When Dan Hartley was a lad, growing up in Yorkshire, he struck up a relationship, a friendship, with Al Boughen, a park ranger working for the Yorkshire Dales National Park. Lad: A Yorkshire Story, dedicated to Boughen, who died in 2010, is a tribute from the older Hartley, now a writer and director, to the man who mentored him at a crucial stage of his life.

In Hartley’s film Dan is now called Tom and is played with real charm by Bretten Lord (bringing to mind another Yorkshire lad, David Bradley, in Ken Loach’s 1969 film Kes). Tom is a 13-year-old with a life on a familiar course – hanging with his older brother Nick, tinkering with the car with dad David, but mostly just getting on with the business of growing up in the vast craggy outdoors of the Yorkshire Dales.

Everything changes when, early on, David dies, and with him goes his decent wage working at the local quarry. The bank move in on the house. Foreclosure threatening, Tom decides direct action is needed, “borrows” a tractor with a muck-spreader attached and pancakes the outside of the bank with slurry.

This lands Tom in trouble with the law and as a penance for his misdeed he is given a community service order, winding up on the moors under the gimlet eye of park ranger Al (Alan Gibson), a bluff Yorkshireman of the old school – hear all, see all, say nowt etc.

All that’s a preamble for the film proper – the redemptive tale with Al becoming a flinty surrogate dad to Tom – but the strength of Hartley’s story is that it soft-pedals this side of things, almost treating this relationship and its arc as a given.
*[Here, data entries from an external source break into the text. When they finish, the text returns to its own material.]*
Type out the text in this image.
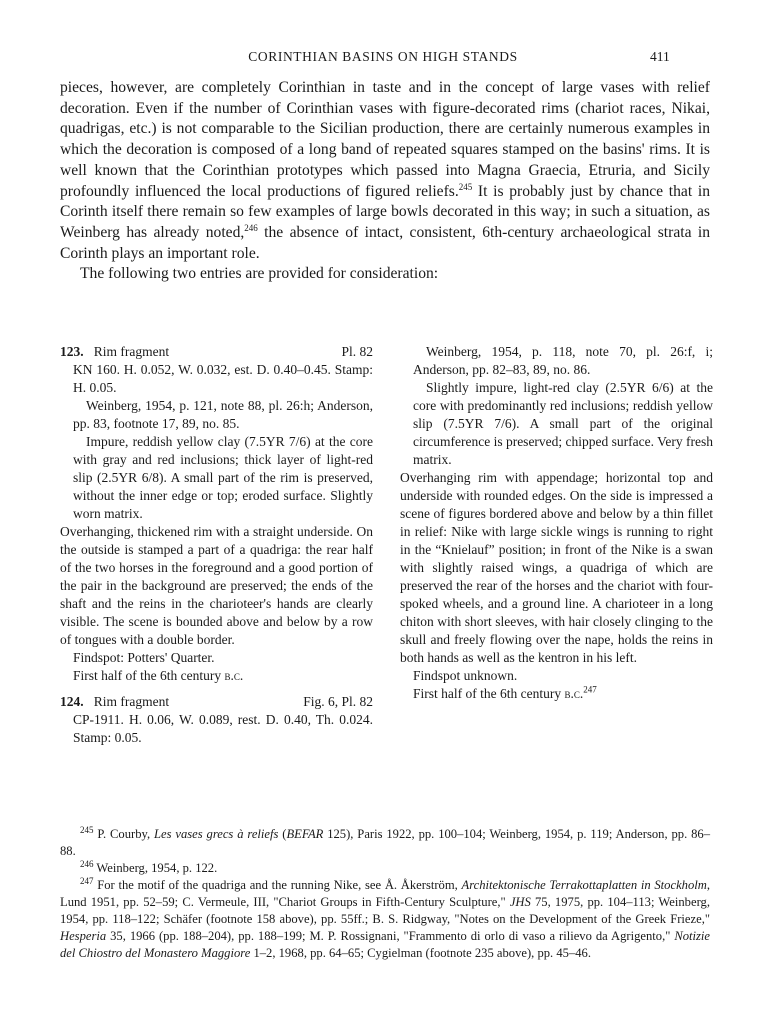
CORINTHIAN BASINS ON HIGH STANDS	411

pieces, however, are completely Corinthian in taste and in the concept of large vases with relief decoration. Even if the number of Corinthian vases with figure-decorated rims (chariot races, Nikai, quadrigas, etc.) is not comparable to the Sicilian production, there are certainly numerous examples in which the decoration is composed of a long band of repeated squares stamped on the basins' rims. It is well known that the Corinthian prototypes which passed into Magna Graecia, Etruria, and Sicily profoundly influenced the local productions of figured reliefs.$^{245}$ It is probably just by chance that in Corinth itself there remain so few examples of large bowls decorated in this way; in such a situation, as Weinberg has already noted,$^{246}$ the absence of intact, consistent, 6th-century archaeological strata in Corinth plays an important role.

The following two entries are provided for consideration:

123. Rim fragment	Pl. 82

KN 160. H. 0.052, W. 0.032, est. D. 0.40–0.45. Stamp: H. 0.05.

Weinberg, 1954, p. 121, note 88, pl. 26:h; Anderson, pp. 83, footnote 17, 89, no. 85.

Impure, reddish yellow clay (7.5YR 7/6) at the core with gray and red inclusions; thick layer of light-red slip (2.5YR 6/8). A small part of the rim is preserved, without the inner edge or top; eroded surface. Slightly worn matrix.

Overhanging, thickened rim with a straight underside. On the outside is stamped a part of a quadriga: the rear half of the two horses in the foreground and a good portion of the pair in the background are preserved; the ends of the shaft and the reins in the charioteer's hands are clearly visible. The scene is bounded above and below by a row of tongues with a double border.

Findspot: Potters' Quarter.

First half of the 6th century b.c.

124. Rim fragment	Fig. 6, Pl. 82

CP-1911. H. 0.06, W. 0.089, rest. D. 0.40, Th. 0.024. Stamp: 0.05.

Weinberg, 1954, p. 118, note 70, pl. 26:f, i; Anderson, pp. 82–83, 89, no. 86.

Slightly impure, light-red clay (2.5YR 6/6) at the core with predominantly red inclusions; reddish yellow slip (7.5YR 7/6). A small part of the original circumference is preserved; chipped surface. Very fresh matrix.

Overhanging rim with appendage; horizontal top and underside with rounded edges. On the side is impressed a scene of figures bordered above and below by a thin fillet in relief: Nike with large sickle wings is running to right in the “Knielauf” position; in front of the Nike is a swan with slightly raised wings, a quadriga of which are preserved the rear of the horses and the chariot with four-spoked wheels, and a ground line. A charioteer in a long chiton with short sleeves, with hair closely clinging to the skull and freely flowing over the nape, holds the reins in both hands as well as the kentron in his left.

Findspot unknown.

First half of the 6th century b.c.$^{247}$

$^{245}$ P. Courby, Les vases grecs à reliefs (BEFAR 125), Paris 1922, pp. 100–104; Weinberg, 1954, p. 119; Anderson, pp. 86–88.

$^{246}$ Weinberg, 1954, p. 122.

$^{247}$ For the motif of the quadriga and the running Nike, see Å. Åkerström, Architektonische Terrakottaplatten in Stockholm, Lund 1951, pp. 52–59; C. Vermeule, III, "Chariot Groups in Fifth-Century Sculpture," JHS 75, 1975, pp. 104–113; Weinberg, 1954, pp. 118–122; Schäfer (footnote 158 above), pp. 55ff.; B. S. Ridgway, "Notes on the Development of the Greek Frieze," Hesperia 35, 1966 (pp. 188–204), pp. 188–199; M. P. Rossignani, "Frammento di orlo di vaso a rilievo da Agrigento," Notizie del Chiostro del Monastero Maggiore 1–2, 1968, pp. 64–65; Cygielman (footnote 235 above), pp. 45–46.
Cups of coffee are drunk from flasks, dry-stone walls repaired, rural paths rehabilitated, often in companionable silence, in sequences that are close to being montage. Hartley relies on us to know what’s going on.

The bank is sprayed with much
Muckspreading as revenge!



There’s space for two other side stories. Al has a granddaughter, Lucy (Molly McGlynn), a womanly 16 to Tom’s boyish 13 and with a wild eye. A fledgling romance is dangled as a possibility but that age disparity is surely insurmountable. And there’s Tom’s mum, Sarah (Nancy Clarkson, excellent), who decides that if driving a truck at the quarry is the only way to make money round these parts – as her dead husband did – then she’s going to get herself a heavy goods vehicle licence and get a job, whether it is “woman’s work” or not. Needs must.

There are acting wobbles here and there, especially at the edges, but the centre – Tom, Al, Sarah, Lucy – is solid and dependable, touching without ever becoming mawkish. They’re not big on extravagant displays of emotion in Yorkshire and this film reflects that.

Hartley and his DP David Mackie are keen to get in as many stunning vistas from the Dales as possible. The wide open scenery craggy with limestone escarpments, fields full of sheep contained by drystone walls, hillside roads winding along what were once most likely drovers paths. It’s clearly scenery shaped by a human hand, but the way geology pokes through adds a severity to the lushness.

These picture postcards tend to slow the pace down a bit, and the knock-on from that is that not every element of the story gets enough space to develop – Tom’s relationship with his brother Nick feels central at one point… and then it isn’t.

But the big heartedness of the film is undeniable. This is the labour-of-love movie made in honour of a man who had a big impact on a boy at a crucial moment – who taught him to be a man, essentially. A lovely and touching memorial.